There are a few tricks built in to assist with keeping GCODE concise, e.g. PATH and FILE may need to be set only once, the last value becomes default.If only a single function is required, it collapses to
U SOME_ARG_TO_FUN=123 SOME_OTHER_ARG=456
...or if I don't need arguments just
U
which is arguably as short as it gets 🙂
Speaking of "short", the whole package is essentially a single ~200 line file in klipper/klippy/extras plus tests directory.
I hope it's useful...
RE: Prusa XL with Klipper
New KlipperXL feature: LED Stroboscope for belt tension tuning
Just shipped a stroboscope feature that uses the XL's side LED strip white channel to visualize belt vibrations — similar to the belt tension tool in stock Prusa firmware. Handy for tuning the X and Y belts evenly.
What it does
When you pulse a bright LED at the same frequency a belt is vibrating, the belt's movement appears to "freeze" in place — you can actually see the standing-wave pattern on the belt.
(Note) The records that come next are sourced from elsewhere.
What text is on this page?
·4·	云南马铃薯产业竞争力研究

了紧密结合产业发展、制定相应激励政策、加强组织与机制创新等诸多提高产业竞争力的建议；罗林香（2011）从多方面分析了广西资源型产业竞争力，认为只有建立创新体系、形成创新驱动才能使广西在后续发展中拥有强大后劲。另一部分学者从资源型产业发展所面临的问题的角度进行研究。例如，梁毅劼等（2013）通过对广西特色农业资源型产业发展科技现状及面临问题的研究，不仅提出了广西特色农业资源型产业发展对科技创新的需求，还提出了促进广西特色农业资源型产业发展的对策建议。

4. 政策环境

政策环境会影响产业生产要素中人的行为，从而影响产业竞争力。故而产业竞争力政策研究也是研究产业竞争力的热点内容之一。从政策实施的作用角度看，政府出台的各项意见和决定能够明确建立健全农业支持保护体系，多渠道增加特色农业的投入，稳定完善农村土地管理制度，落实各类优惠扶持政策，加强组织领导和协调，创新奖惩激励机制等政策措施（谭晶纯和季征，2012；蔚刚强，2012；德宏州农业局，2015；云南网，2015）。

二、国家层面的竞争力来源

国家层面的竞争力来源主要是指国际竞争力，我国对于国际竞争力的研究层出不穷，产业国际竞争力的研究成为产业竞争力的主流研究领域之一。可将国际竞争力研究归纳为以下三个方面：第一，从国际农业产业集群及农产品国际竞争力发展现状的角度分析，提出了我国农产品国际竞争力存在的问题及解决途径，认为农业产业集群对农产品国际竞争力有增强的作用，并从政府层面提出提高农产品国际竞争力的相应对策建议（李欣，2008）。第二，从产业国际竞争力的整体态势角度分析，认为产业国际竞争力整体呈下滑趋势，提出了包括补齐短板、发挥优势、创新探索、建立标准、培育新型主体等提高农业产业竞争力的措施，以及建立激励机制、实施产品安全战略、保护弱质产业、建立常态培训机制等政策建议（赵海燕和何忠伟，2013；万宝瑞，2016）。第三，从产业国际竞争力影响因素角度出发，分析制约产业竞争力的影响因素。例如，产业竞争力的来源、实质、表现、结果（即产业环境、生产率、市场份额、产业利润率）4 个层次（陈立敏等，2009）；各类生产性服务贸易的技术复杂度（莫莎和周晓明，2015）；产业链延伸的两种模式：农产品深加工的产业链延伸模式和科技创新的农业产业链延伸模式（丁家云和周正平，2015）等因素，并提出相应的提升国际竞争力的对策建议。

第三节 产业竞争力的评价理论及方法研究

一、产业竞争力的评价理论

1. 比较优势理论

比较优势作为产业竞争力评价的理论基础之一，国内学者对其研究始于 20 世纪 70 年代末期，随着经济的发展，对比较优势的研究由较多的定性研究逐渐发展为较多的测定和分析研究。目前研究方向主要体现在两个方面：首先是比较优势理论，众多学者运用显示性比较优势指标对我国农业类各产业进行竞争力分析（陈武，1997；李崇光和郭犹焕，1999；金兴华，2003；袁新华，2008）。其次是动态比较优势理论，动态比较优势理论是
Sweep the strobe frequency until the pattern stops moving, and you've found the belt's resonance frequency.
How to use it
Two new button macros show up in Fluidd/Mainsail:
- STROBE_BELT — starts the strobe at 75 Hz / ~14% duty (Prusa defaults). Stops any running LED effects automatically so they don't fight the strobe. - STROBE_OFF — stops the strobe and restores the idle LED effect. No FIRMWARE_RESTART needed.
Override the defaults for sweeping: STROBE_BELT FREQ=90 STROBE_BELT FREQ=120 DUTY=40
Direct commands also available: STROBE_START FREQ=75 DUTY=35 / STROBE_STOP.
What the frequency tells you about your belts
Pluck a belt (or let the motors run at a slow steady speed that excites belt vibration). Sweep the strobe frequency from ~60 Hz upward. The frequency where the standing wave on the belt appears frozen = that belt's resonance frequency.
- Higher frequency = tighter belt - Lower frequency = looser belt - Both X belts (or both Y belts on dual-motor axes) should resonate at the same frequency — that's the goal. - If one is noticeably higher than the other, that belt is tighter — loosen it or tighten the other side.
Prusa's reference range for the XL is 60–130 Hz at 13.7% duty (35/255), which matches what this implementation defaults to.
Behind the scenes
The strobe uses the STM32's TIM13 timer running autonomously — once started, the MCU handles timing with no host involvement, so Klipper's Python-side load has no effect on strobe jitter. PG14 (SPI6 MOSI) is bit-banged for the WS2812 data, with the PE9 hardware mux ensuring the signal reaches the LED strip and not the display. On stop, the pin mode is restored so regular LED effects resume working immediately.
Install: pull latest KlipperXL, run the install script, flash the new klipper.bbf. Buttons appear after a FIRMWARE_RESTART.